そして仲間に今のぼろぼろの姿を見られたら、どう思われることだろう?
隊長の次の一言が心に追い討ちをかける。
『それより大変だ。ハンブルクに重爆の大編隊が現れたそうだ!』
「どういうこと…!?」
『俺たちにもわからない。くそっ…裏を掻かれたのかもな』
地上の防空管制官から、けたたましく情報が入ってくる。
『アハトゥング(警報!)アハトゥング(警報!)
敵1000機ハンブルク上空にあり!敵1000機ハンブルク上空にあり!全夜間戦闘機はハンブルクへ急行せよ』
その口調はいつもになく切羽詰ってる様子。
『というわけでエリク、頼んだぞ』
「フィクター(了解)」
『燃料切れの恐怖の赤ランプのないきみが羨ましいぜ』
エリクは自分の生まれ故郷へ向けて箒を飛ばした。
(難攻不落の高射砲陣地に囲まれたハンブルクなら安心だと思ってたのに…)
冷やされて冴えた脳裏に、最愛の弟の顔が浮かぶ。
(くそっ、なんでこんなに飛ぶのが遅いんだっ…)
連夜の出撃の上、さっきクレイグと戦ったせいか、魔力の消耗が激しい。
こんな大事なときに全力を出せない、自分の非力が恨めしかった。
セックスで損傷を受けたスーツは片胸がはだけ、スカートはびりびりに裂け、
股間部分もぎりぎりペニスはしまってあるが 尻肉の一部が露わになっている。
風が額を冷やす中、ふと遠くで、ぼんやりと雪が舞っていたのを思い出した。
真夏に降った雪。
そればかりか時速数百`で飛ぶ重爆撃機を一度に何100機も視界から覆い隠し、ハンブルクに誘導した…
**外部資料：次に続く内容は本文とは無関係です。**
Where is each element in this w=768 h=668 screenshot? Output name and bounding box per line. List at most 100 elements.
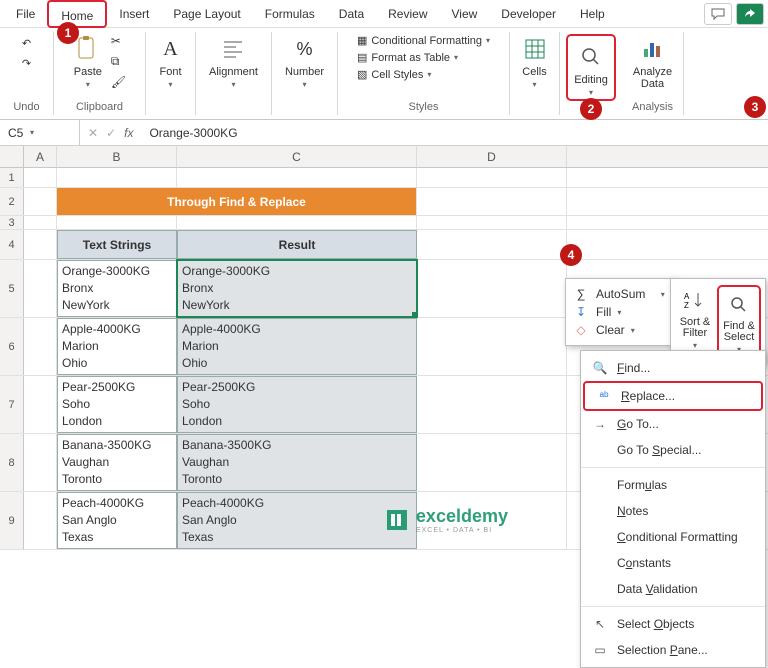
name-box[interactable]: C5 ▾ — [0, 120, 80, 145]
rowhead[interactable]: 9 — [0, 492, 24, 549]
redo-icon: ↷ — [18, 54, 36, 72]
alignment-icon — [218, 34, 248, 64]
copy-icon[interactable]: ⧉ — [111, 54, 126, 69]
table-cell[interactable]: Apple-4000KGMarionOhio — [57, 318, 177, 375]
table-cell[interactable]: Pear-2500KGSohoLondon — [177, 376, 417, 433]
formula-input[interactable]: Orange-3000KG — [141, 126, 237, 140]
callout-1: 1 — [57, 22, 79, 44]
colhead-c[interactable]: C — [177, 146, 417, 167]
table-cell[interactable]: Peach-4000KGSan AngloTexas — [177, 492, 417, 549]
rowhead[interactable]: 7 — [0, 376, 24, 433]
rowhead[interactable]: 5 — [0, 260, 24, 317]
callout-2: 2 — [580, 98, 602, 120]
replace-icon: ᵃᵇ — [595, 389, 613, 403]
percent-icon: % — [290, 34, 320, 64]
menu-constants[interactable]: Constants — [581, 550, 765, 576]
tab-file[interactable]: File — [4, 0, 47, 28]
menu-selection-pane[interactable]: ▭Selection Pane... — [581, 637, 765, 663]
cell-styles[interactable]: ▧Cell Styles ▾ — [357, 68, 490, 81]
autosum[interactable]: ∑AutoSum ▾ — [572, 285, 668, 303]
formula-bar: C5 ▾ ✕ ✓ fx Orange-3000KG — [0, 120, 768, 146]
rowhead[interactable]: 3 — [0, 216, 24, 229]
conditional-formatting[interactable]: ▦Conditional Formatting ▾ — [357, 34, 490, 47]
menu-select-objects[interactable]: ↖Select Objects — [581, 611, 765, 637]
colhead-a[interactable]: A — [24, 146, 57, 167]
comment-icon — [711, 8, 725, 20]
pointer-icon: ↖ — [591, 617, 609, 631]
format-as-table[interactable]: ▤Format as Table ▾ — [357, 51, 490, 64]
comments-button[interactable] — [704, 3, 732, 25]
search-icon: 🔍 — [591, 361, 609, 375]
colhead-b[interactable]: B — [57, 146, 177, 167]
search-icon — [576, 42, 606, 72]
fx-icon[interactable]: fx — [116, 126, 141, 140]
logo-icon — [384, 507, 410, 533]
cells-dropdown[interactable]: Cells▾ — [520, 34, 550, 89]
cancel-icon[interactable]: ✕ — [80, 126, 106, 140]
paste-label: Paste — [74, 66, 102, 78]
tab-help[interactable]: Help — [568, 0, 617, 28]
table-header-b[interactable]: Text Strings — [57, 230, 177, 259]
tab-view[interactable]: View — [440, 0, 490, 28]
menu-notes[interactable]: Notes — [581, 498, 765, 524]
chevron-down-icon: ▾ — [86, 80, 90, 89]
tab-formulas[interactable]: Formulas — [253, 0, 327, 28]
table-cell[interactable]: Banana-3500KGVaughanToronto — [177, 434, 417, 491]
analyze-data[interactable]: Analyze Data — [630, 34, 675, 90]
group-number: %Number▾ — [272, 32, 338, 115]
table-cell[interactable]: Orange-3000KGBronxNewYork — [57, 260, 177, 317]
select-all[interactable] — [0, 146, 24, 167]
cut-icon[interactable]: ✂ — [111, 34, 126, 48]
table-cell[interactable]: Peach-4000KGSan AngloTexas — [57, 492, 177, 549]
colhead-d[interactable]: D — [417, 146, 567, 167]
tab-review[interactable]: Review — [376, 0, 439, 28]
pane-icon: ▭ — [591, 643, 609, 657]
group-label-analysis: Analysis — [630, 101, 675, 113]
rowhead[interactable]: 8 — [0, 434, 24, 491]
rowhead[interactable]: 1 — [0, 168, 24, 187]
enter-icon[interactable]: ✓ — [106, 126, 116, 140]
cell-styles-icon: ▧ — [357, 68, 367, 81]
table-cell-active[interactable]: Orange-3000KGBronxNewYork — [177, 260, 417, 317]
editing-dropdown[interactable]: Editing▾ — [566, 34, 616, 101]
number-dropdown[interactable]: %Number▾ — [285, 34, 324, 89]
rowhead[interactable]: 6 — [0, 318, 24, 375]
tab-insert[interactable]: Insert — [107, 0, 161, 28]
font-dropdown[interactable]: AFont▾ — [156, 34, 186, 89]
tab-developer[interactable]: Developer — [489, 0, 568, 28]
tab-home[interactable]: Home — [47, 0, 107, 28]
table-cell[interactable]: Banana-3500KGVaughanToronto — [57, 434, 177, 491]
format-painter-icon[interactable]: 🖌 — [111, 75, 126, 89]
table-cell[interactable]: Apple-4000KGMarionOhio — [177, 318, 417, 375]
share-button[interactable] — [736, 3, 764, 25]
fill[interactable]: ↧Fill ▾ — [572, 303, 668, 321]
alignment-dropdown[interactable]: Alignment▾ — [209, 34, 258, 89]
group-label-undo: Undo — [8, 101, 45, 113]
eraser-icon: ◇ — [572, 323, 590, 337]
tab-data[interactable]: Data — [327, 0, 376, 28]
rowhead[interactable]: 4 — [0, 230, 24, 259]
menu-goto[interactable]: →Go To... — [581, 411, 765, 437]
rowhead[interactable]: 2 — [0, 188, 24, 215]
menu-validation[interactable]: Data Validation — [581, 576, 765, 602]
menu-find[interactable]: 🔍Find... — [581, 355, 765, 381]
find-select[interactable]: Find & Select▾ — [717, 285, 761, 358]
chart-icon — [638, 34, 668, 64]
fill-icon: ↧ — [572, 305, 590, 319]
group-label-clipboard: Clipboard — [62, 101, 137, 113]
callout-4: 4 — [560, 244, 582, 266]
menu-cond-fmt[interactable]: Conditional Formatting — [581, 524, 765, 550]
undo-button[interactable]: ↶ ↷ — [18, 34, 36, 72]
undo-icon: ↶ — [18, 34, 36, 52]
clear[interactable]: ◇Clear ▾ — [572, 321, 668, 339]
menu-goto-special[interactable]: Go To Special... — [581, 437, 765, 463]
editing-panel: ∑AutoSum ▾ ↧Fill ▾ ◇Clear ▾ — [565, 278, 675, 346]
sort-filter[interactable]: AZ Sort & Filter▾ — [675, 285, 715, 358]
table-cell[interactable]: Pear-2500KGSohoLondon — [57, 376, 177, 433]
table-header-c[interactable]: Result — [177, 230, 417, 259]
title-banner[interactable]: Through Find & Replace — [57, 188, 417, 215]
menu-replace[interactable]: ᵃᵇReplace... — [583, 381, 763, 411]
paste-button[interactable]: Paste ▾ — [73, 34, 103, 89]
tab-page-layout[interactable]: Page Layout — [161, 0, 252, 28]
menu-formulas[interactable]: Formulas — [581, 472, 765, 498]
魔族のしわざ? いや、違う。これほどの力を使えば凄まじい瘴気を発するはずだし、クレイグは英軍の作戦への関与を否定した。
確かに、あの中級魔族にそんな力があるとは思えなかった。
だとすれば…間違いないと直感した。きっと誰か水属性の強力な魔法使いがいて、英軍に手を貸しているのだと。
(絶対に倒してみせる。ぼくがこの国を守る盾になる…)
向かう空域はすでに、真っ赤に染まっていた。